Они еще продолжали препираться, а сверху, с горы, быстро спускался еще один молодой араб, высокий, босой, с ружьем на плече. Он нес его небрежно, как пастушеский посох. Парень ловко прыгал с уступа на уступ, и весь его вид свидетельствовал о спокойной силе и жизнерадостности.

— А вот и Салех, — сказал младший с облегчением.

Салеху было на вид лет двадцать пять, он был ладно скроен, лицо у него было очень смуглое, выражавшее и добродушие и храбрость. А глаза были большие, круглые, чуть выпуклые. Авраам внимательно осмотрел пришельца — так разведчик рассматривает неизвестную местность, граничащую с лесом, куда он должен вступить, пытаясь предугадать, какие его ждут там опасности. Молодой человек понравился Аврааму. «Землепашец, — подумал он про себя. — И жизнью доволен, и лишен, кажется, того любопытства, которое другим может стоить жизни».

Салех начал допрос с видом человека, которого лишь недавно научили этому делу и он сейчас на практике проверяет свои познания. Всему свое время, торопиться некуда… Трудно сказать, будет ли какая польза от допроса, но так его учили, и так он действует.

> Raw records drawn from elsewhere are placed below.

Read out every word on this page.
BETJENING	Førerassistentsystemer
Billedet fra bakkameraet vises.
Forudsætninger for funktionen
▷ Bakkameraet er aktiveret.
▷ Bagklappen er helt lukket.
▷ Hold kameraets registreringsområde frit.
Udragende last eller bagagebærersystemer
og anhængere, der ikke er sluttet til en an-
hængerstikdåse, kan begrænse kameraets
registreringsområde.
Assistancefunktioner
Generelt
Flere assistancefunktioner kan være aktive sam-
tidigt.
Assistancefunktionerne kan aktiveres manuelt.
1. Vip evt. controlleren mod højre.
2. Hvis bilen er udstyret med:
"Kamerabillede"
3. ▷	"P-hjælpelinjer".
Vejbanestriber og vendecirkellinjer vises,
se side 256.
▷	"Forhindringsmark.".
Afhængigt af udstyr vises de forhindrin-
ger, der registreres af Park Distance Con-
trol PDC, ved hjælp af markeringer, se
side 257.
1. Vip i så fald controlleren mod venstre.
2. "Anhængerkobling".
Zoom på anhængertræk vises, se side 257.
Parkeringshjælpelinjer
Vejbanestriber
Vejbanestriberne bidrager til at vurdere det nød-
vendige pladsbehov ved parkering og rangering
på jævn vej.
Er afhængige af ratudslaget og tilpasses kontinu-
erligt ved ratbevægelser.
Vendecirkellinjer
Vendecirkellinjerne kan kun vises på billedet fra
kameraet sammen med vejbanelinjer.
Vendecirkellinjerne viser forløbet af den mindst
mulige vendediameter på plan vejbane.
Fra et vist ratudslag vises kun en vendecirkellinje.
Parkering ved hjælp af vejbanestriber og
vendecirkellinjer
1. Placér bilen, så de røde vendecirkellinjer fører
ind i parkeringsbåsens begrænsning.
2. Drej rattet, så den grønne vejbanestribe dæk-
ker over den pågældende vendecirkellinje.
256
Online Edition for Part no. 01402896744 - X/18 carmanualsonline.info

— Кто такой? — спросил властно Салех.

— Вот это человеческий разговор, — сказал Авраам радостно. — Этих молодых, видно, не учили вежливому обхождению. Только мы, люди старшего поколения, умеем соблюдать вежливость, как нам внушали здесь с рождения. Зовут меня Ибрагим Рахмани. А как вас звать? Хотя зачем я спрашиваю? Я ведь слышал — Салех. Да благословит всевышний ваши поля и ваши стада!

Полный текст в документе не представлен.